The pain of council tax enforcement was well described, but the injustice of local authorities taxing the lowest incomes was more implied than explicit.

We were shown how the councils send out the bailiffs, who add extortionate fees to the council tax arrears of the most vulnerable residents, and how one bailiff understood that some households simply do not have the money to pay the tax. We were given a powerful explanation by lawyer Alan Murdie about how the councils make people homeless by putting a charging order on their homes to pay the tax while adding exorbitant legal costs.

Concern was expressed by Mr Murdie at the behaviour of some of the debt enforcement agencies to whom councils are feeding their council tax debtors. A victim living under the cosh of harsh enforcement of the unfair council tax described his suicidal feelings.

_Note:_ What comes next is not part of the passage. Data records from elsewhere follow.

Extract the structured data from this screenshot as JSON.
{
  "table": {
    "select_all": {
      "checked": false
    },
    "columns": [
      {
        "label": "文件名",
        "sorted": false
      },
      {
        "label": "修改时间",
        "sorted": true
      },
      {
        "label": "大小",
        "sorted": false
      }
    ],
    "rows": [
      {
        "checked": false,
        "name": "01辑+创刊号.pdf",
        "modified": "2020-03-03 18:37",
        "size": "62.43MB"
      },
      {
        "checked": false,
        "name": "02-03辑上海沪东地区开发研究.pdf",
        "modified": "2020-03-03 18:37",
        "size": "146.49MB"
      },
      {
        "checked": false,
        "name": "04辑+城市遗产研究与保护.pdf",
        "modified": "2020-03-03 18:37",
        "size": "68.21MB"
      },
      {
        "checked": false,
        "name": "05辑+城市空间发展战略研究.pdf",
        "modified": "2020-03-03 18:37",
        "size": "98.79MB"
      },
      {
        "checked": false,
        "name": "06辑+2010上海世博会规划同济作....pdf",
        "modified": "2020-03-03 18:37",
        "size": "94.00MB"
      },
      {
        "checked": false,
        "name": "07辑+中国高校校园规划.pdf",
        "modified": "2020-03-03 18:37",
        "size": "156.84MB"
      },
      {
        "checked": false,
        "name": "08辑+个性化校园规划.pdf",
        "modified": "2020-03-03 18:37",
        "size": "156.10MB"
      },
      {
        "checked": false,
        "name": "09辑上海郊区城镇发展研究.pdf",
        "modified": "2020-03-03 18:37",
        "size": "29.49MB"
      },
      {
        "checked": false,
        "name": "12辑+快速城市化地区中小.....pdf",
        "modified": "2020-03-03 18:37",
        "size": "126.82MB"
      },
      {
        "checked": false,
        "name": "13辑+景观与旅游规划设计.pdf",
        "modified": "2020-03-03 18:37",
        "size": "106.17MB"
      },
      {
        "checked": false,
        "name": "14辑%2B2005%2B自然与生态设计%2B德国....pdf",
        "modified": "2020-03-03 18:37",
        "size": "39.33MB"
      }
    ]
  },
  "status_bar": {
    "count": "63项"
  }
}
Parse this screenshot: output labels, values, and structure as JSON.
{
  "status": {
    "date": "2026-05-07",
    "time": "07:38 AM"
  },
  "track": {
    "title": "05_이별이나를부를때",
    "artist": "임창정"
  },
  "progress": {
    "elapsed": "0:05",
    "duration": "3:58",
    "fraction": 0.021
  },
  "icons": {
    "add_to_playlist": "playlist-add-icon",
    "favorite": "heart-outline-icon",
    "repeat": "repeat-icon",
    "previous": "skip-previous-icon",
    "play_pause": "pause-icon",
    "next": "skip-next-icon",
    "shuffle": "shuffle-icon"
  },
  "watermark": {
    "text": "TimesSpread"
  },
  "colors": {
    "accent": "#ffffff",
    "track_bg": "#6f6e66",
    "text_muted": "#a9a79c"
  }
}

But the BBC did not cover the injustice of local authorities taxing the lowest benefit incomes of tenants, and extracting the tax with charging orders on the homes of ageing low-income couples thus making them homeless. Meanwhile the wealthy are parking their incomes tax free in overseas havens and making billions of unearned wealth as the value of their land increases. The council tax is deeply regressive. The wealthy are paying proportionately so little that the poorest residents are made to fund the local authorities with council tax from seriously inadequate benefit incomes which are exempt from income tax.

The government cut the central funding for council tax benefit by 10 per cent in 2013.

Local authorities then made the poorest cover the shortfall by taxing working age benefits which have been shredded by national government by £18 billion since 2010. The local authorities did not ask the better off to pay anything towards the shortfall. It will be worse this year because benefits are being cut by another £12billion by 2020.

£73.10 a week Job Seeker’s Allowance is the cornerstone of the benefit system; all other unemployment benefits are added to it. It equals £317 a month under the Universal Credit (UC) and is paid to over 3.9 million people in the UK.

£73.10 a week is incapable of providing a healthy diet and other necessities for anyone, but in particular for a woman before and during the development of a child in her womb.

It is taxed by local authorities despite the fact that it has been losing value since 1979.

The councils have a Health and Wellbeing Board which takes the lead in promoting a healthier local population. The board has gone to sleep in Haringey. It allows the council to tax benefits shredded by National government, to make residents homeless to pay the tax and to demolish the homes of council tenants with the HDV without considering the impact on their health.

Under the Health and Social Services Act 2012, councils are required to improve the health of their local population. But they are making it worse.